Abstract: Both constructing and behavior of natural life are the combination of serial and parallel. The design of a machine especially a robot should follow this law. The key issue for a serial-parallel robot is about the parallel mechanism. This lecture first introduces three open problems, i.e. type synthesis, performance evaluation and dimension optimization, and their research proposals of a parallel mechanism. Then, two types of parallel mechanisms are presented for the applications in the pick-and-place manipulation and machining of complex surface and large structures.
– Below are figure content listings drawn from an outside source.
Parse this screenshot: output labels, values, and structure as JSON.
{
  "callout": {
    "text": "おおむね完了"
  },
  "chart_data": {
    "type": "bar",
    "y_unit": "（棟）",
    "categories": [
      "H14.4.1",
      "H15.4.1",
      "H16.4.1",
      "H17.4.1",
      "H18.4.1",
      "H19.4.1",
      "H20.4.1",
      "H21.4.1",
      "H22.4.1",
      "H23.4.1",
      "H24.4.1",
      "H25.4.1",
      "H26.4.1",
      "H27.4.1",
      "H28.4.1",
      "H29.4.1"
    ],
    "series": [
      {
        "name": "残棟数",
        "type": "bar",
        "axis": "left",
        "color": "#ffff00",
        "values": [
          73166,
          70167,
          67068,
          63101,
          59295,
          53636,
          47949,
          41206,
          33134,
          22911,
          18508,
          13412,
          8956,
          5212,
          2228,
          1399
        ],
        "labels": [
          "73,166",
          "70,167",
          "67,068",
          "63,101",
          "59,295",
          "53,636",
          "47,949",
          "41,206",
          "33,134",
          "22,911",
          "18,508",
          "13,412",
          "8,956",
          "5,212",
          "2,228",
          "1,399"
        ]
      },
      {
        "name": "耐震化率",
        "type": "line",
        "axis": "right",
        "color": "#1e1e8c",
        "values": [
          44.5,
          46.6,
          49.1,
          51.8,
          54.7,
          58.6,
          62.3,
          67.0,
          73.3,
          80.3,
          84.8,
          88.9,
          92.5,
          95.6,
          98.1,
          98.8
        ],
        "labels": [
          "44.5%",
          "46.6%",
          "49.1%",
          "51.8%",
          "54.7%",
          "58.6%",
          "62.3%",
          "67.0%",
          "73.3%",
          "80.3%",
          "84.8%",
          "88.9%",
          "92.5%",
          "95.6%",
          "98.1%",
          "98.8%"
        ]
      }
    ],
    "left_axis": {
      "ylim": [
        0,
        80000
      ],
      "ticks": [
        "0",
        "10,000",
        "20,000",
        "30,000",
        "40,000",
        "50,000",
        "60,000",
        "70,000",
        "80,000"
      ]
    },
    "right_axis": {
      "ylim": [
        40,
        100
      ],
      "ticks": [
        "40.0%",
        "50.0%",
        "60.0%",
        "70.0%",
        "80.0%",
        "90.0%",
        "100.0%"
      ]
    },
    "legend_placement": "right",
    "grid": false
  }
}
Biagraphy: Dr. Xinjun Liu is a full professor with tenure in Department of Mechanical Engineering at Tsinghua University, Beijing, China. He is now the Chair of IFToMM China-Beijing, the Winner of National Outstanding Youth Fund of China, the “Cheung Kong” Chair Professo. Prof. Liu received his Ph.D. degree in Mechanical Design and Theory from Yanshan University, Qinhuangdao, China, in 1999, the M.S. and B.S. degrees in Machine Design and Manufacture and Mechanics from Northeast Heavy Machinery Institute in 1994 and 1995, respectively. He was a Visiting Researcher at Seoul National University, Seoul, Korea in 2002-2003. He was the Alexander von Humboldt (AvH) Research Fellow at University of Stuttgart in Germany from 2004 to 2005. He was the visiting professor with Prof. Ilian Bonev in Department of Automated Manufacturing Engineering at École de technologie supérieure, Canada from July to August, 2006. He was the visiting professor with Prof. Dr. Reimund Neugebauer at Fraunhofer Institute for Machine Tools and Forming Technology, Germany, in August of 2007. Prof. Liu has published over 170 papers in refereed journals and refereed conference proceedings, 82 authorized patents, and two books. His research interests include parallel mechanisms, parallel kinematic machines, machining robots, moving robots, and roboticized equipments. He is now the associate editor of international journal “Mechanism and Machine Theory” and the director of Beijing Key Lab of Precision/Ultra-precision Manufacturing Equipments and Control.